La Plume Francophone soutient le Lavoir Moderne Parisien
par Célia Sadai
J’ai découvert le Lavoir Moderne Parisien il y a plus de dix ans. A cette époque, le « XVIIIème » prenait une résonance forcément inquiétante pour toute jeune parisienne respectable. Le quartier de Château-Rouge abritait alors en ses entrailles (les rues Myrrha, de la Goutte d’Or et Dejean) un bon nombre de dealers et autres parias qui tentaient de conjurer les conséquences d’une politique d’immigration déjà en échec.
Je me souviens d’un jour de grippe de 2003. J’étais allée voir L’Entre-deux rêves de Pitagaba de Kossi Efoui, dans une mise en scène de Françoise Lepoix. Auparavant, j’avais avalé un pot de miel entier par crainte que ma toux ne dérangeât la représentation. Après la pièce, j’ai marché à pas pressés vers la station de métro, repoussant au loin les menaces de l’obscurité. Variations sur un théâtre : un foyer dont les portes ne sont jamais fermées, un jus de gingembre mythique, une scène sans tréteau, brute, où les sièges grincent au moindre mouvement. Un décor dépouillé qui compense l’excès presque baroque des rues alentour. Fraîcheur humide sur les murs.
Depuis, du bitume ont fleuri d’autres lieux de culture : le Centre Barbara de la Goutte d’Or, l’Institut des cultures d’Islam… Il fait mieux vivre à la Goutte d’Or. Pourtant, on doit la première pierre artistique à Hervé Breuil, fondateur et directeur du Lavoir Moderne Parisien, qui a entamé il y a quelques jours une grève de la faim pour sauver son théâtre.

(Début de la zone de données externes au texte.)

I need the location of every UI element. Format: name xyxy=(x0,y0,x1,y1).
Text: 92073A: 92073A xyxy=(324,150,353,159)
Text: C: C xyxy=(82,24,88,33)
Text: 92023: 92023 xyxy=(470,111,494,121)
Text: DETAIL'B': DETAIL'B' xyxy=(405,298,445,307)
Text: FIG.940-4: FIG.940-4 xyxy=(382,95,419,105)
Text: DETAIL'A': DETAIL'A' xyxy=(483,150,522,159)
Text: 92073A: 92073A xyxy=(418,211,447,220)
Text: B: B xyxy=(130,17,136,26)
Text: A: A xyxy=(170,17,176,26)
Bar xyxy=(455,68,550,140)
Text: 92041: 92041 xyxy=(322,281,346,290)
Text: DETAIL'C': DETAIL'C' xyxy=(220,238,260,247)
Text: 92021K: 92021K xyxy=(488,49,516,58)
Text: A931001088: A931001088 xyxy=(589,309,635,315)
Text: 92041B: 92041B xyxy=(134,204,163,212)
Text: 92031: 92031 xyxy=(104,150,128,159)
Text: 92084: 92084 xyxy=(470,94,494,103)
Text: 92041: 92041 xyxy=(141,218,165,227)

Son théâtre est un lieu détourné, de bien des manières. Ces anciens lavoirs sont aujourd’hui un laboratoire dramaturgique où l’on mènera parfois l’enquête sociologique. En effet, Hervé Breuil s’est toujours associé à une vie de quartier, n’hésitant pas à organiser un combat de lutte sénégalaise hors les murs de son théâtre, pour le plaisir de partager. La Goutte d’Or est devenu, par simple transfert de dignité, la petite Afrique parisienne. Remotiver des objets culturels mis au ban ou dispersés, les débusquer dans des huis clos en attente de passeurs… Hervé Breuil est depuis le début ce passeur de voix, de Koulsy Lamko à Mamane. C’est pourquoi je soutiens le Lavoir Moderne Parisien, au nom de toute l’équipe de La Plume Francophone.

Danielle Fournier, conseillère de Paris et élue Vert – Hervé Breuil, directeur du LMP. Photo © Célia Sadai.

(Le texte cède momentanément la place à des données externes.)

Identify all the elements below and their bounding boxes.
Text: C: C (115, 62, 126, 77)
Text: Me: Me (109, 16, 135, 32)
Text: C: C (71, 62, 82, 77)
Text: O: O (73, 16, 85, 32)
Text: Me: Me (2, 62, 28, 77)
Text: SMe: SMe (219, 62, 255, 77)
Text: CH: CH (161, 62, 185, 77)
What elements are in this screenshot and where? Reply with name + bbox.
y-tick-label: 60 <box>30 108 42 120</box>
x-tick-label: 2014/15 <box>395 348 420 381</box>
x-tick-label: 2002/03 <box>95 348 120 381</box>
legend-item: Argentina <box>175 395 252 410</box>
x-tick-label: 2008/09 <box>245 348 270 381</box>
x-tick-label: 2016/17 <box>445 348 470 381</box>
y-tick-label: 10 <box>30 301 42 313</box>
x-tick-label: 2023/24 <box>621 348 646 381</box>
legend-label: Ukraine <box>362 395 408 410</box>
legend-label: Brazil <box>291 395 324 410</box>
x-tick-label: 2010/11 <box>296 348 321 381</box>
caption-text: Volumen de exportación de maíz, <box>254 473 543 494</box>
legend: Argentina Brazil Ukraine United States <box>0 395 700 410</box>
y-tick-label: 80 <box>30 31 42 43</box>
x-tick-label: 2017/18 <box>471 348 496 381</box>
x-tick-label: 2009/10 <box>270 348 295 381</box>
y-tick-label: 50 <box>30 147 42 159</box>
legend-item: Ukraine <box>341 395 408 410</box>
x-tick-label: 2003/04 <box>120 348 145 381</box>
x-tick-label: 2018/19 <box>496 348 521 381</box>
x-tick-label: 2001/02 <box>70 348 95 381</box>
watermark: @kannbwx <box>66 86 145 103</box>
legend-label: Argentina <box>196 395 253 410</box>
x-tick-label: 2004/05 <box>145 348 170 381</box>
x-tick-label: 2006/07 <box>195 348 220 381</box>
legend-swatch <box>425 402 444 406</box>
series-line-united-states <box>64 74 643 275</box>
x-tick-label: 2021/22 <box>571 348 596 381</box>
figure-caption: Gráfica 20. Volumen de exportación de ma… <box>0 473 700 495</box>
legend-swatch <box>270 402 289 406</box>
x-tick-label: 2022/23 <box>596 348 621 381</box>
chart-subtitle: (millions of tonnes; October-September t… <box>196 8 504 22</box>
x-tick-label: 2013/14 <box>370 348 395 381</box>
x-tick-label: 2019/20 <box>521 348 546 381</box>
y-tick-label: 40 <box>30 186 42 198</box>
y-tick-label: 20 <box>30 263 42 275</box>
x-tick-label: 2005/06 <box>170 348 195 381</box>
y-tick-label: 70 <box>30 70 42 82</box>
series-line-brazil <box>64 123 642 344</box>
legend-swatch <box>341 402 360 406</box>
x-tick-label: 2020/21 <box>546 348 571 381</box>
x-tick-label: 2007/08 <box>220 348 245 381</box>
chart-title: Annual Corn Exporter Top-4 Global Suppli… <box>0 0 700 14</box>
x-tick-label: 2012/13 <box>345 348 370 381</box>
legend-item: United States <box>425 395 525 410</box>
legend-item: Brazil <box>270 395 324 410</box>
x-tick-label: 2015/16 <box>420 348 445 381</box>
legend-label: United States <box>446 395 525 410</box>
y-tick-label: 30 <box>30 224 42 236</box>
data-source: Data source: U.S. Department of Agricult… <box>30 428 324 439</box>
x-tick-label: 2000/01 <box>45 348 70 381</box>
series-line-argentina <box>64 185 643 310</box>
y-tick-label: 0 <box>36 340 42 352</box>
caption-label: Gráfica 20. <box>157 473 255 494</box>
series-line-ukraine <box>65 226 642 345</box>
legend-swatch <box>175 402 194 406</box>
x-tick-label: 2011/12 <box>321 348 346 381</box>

COMPTE-RENDU de la Conférence de Presse du 6 Septembre 2011 à l’Olympic Café
Hervé Breuil a invité, le 6 Septembre 2011, un certain de nombre de journalistes à assister à la conférence de presse donnée à l’Olympic Café, l’annexe du Lavoir Moderne Parisien. Le directeur du LMP vient d’entamer une grève de la faim et on le sent affaibli et agité. Vous trouverez ici les informations administratives sur la situation du Lavoir Moderne Parisien qui pourrait fermer ses portes le 21 septembre prochain.
Depuis quelques années, l’émergence de petites ou moyennes structures culturelles, associatives ou non, s’est accrue : les Trois Baudets, le 104, bientôt le Louxor. Les conséquences sont paradoxalement néfastes pour des structures plus petites. Cet afflux a causé un déséquilibre dans la distribution des subventions municipales, et aujourd’hui trois lieux emblématiques en paient les frais: la Maison de l’Europe et de l’Orient, la Bellevilloise, et le Lavoir Moderne Parisien.
Il y a deux ans, le Maire de Paris a commandé un audit auprès des services d’inspection générale. Trois inspecteurs de la Ville ont, pendant sept mois, fait le bilan sur dix ans de collaboration entre le LMP et la Mairie de Paris. Au titre du fonctionnement, le LMP perçoit de la Mairie 38 000 € annuels, soit 12% du budget et quelques financements supplémentaires liés à des activités ponctuelles comme le Festival Rue Léon, dont la 12é édition est en cours.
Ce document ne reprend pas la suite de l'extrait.